À son retour, Sara fut grondée par sa mère. Je compris qu’il ne serait plus possible de sortir seul avec elle ; j’éprouvai un sentiment de tristesse, le premier que ma passion m’eût encore occasionné. Au premier beau temps que la saison nous donna, nous fîmes, quoique avec la mère, des promenades charmantes. Sara me donnait le bras, et je ne sais où elle prenait toutes les choses agréables qu’elle me disait. Quelquefois on sortait avant moi, pour ne pas donner à parler dans le voisinage, et j’allais rejoindre. Un jeudi, on alla aux grands boulevards[1]. J’avais affaire jusqu’à sept heures, et on me dit que j’étais le maître de ne venir qu’à ce moment-là.
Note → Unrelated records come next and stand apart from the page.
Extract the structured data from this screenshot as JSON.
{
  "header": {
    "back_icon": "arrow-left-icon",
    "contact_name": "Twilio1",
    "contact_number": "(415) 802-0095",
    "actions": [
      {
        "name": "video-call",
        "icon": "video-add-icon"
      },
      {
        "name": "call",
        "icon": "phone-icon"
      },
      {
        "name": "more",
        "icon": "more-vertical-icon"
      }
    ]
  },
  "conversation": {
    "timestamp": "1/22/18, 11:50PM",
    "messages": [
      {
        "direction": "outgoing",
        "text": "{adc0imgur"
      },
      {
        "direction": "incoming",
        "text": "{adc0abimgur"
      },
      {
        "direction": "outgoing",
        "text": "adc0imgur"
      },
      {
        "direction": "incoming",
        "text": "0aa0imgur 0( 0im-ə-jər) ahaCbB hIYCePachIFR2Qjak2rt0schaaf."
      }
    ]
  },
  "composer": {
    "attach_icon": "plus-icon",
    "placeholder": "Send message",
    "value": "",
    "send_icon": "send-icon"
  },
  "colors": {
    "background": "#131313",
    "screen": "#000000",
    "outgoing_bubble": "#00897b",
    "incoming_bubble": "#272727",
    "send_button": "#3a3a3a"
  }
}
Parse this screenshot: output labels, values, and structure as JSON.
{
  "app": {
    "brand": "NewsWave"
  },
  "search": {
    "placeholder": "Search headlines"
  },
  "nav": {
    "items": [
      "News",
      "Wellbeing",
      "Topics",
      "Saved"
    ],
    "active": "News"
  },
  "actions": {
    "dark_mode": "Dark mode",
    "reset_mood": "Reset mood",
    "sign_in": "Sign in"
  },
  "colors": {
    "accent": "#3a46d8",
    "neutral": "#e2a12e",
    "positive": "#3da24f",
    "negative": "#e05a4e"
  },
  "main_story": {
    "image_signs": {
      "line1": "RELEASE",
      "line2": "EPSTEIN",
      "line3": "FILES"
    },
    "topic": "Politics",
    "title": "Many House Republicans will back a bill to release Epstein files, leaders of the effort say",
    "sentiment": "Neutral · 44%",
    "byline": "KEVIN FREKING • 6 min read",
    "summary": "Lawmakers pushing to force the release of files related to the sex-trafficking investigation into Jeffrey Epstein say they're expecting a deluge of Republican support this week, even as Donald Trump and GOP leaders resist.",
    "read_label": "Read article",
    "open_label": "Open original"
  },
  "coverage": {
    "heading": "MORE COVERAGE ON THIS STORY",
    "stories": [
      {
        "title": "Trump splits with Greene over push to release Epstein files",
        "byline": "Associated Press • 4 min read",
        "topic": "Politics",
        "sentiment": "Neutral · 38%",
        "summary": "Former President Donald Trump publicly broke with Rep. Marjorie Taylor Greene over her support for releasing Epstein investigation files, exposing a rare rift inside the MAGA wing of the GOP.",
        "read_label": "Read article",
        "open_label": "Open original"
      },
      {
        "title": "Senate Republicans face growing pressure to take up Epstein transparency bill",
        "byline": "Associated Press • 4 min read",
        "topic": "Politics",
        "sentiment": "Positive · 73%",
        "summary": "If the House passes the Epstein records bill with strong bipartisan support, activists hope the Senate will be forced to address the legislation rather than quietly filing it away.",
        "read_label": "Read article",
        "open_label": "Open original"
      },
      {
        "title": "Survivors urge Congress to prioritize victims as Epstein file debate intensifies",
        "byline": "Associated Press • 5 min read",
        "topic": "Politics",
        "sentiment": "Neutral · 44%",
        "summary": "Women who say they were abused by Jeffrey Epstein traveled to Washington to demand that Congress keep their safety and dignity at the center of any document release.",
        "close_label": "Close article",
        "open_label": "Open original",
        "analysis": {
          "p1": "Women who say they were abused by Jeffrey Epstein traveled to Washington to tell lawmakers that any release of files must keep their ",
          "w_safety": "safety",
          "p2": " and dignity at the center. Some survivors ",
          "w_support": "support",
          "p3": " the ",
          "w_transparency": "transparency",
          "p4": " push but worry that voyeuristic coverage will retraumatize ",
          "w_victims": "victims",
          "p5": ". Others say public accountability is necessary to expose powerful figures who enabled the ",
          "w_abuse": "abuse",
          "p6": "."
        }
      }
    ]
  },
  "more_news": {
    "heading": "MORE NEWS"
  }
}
Je me hâtai, et j’arrivai à six. La

  1. Les grands boulevards ou boulevards du Nord avaient été tracés en 1536 et en 1668 on commença à les planter d’arbres. « Les contre-allées, écrivait en 1783 un Almanach du voyageur a Paris, en sont sablées, et garnies de bancs de pierre de distance en distance. L’allée du milieu, pavée depuis peu, offre l’avantage de s’y promener en équipage. Son étendue de deux mille quatre cent toises fournit une superbe promenade, ouverte a tout le monde, et très fréquentée. MM. les Prévôts des Marchands et Echevins, à qui l’on est redevable des embellissements de cette promenade, ont soin de faire arroser cette allée du milieu pendant l’été.
    Le jeudi est le jour où le beau monde s’y rend de préférence.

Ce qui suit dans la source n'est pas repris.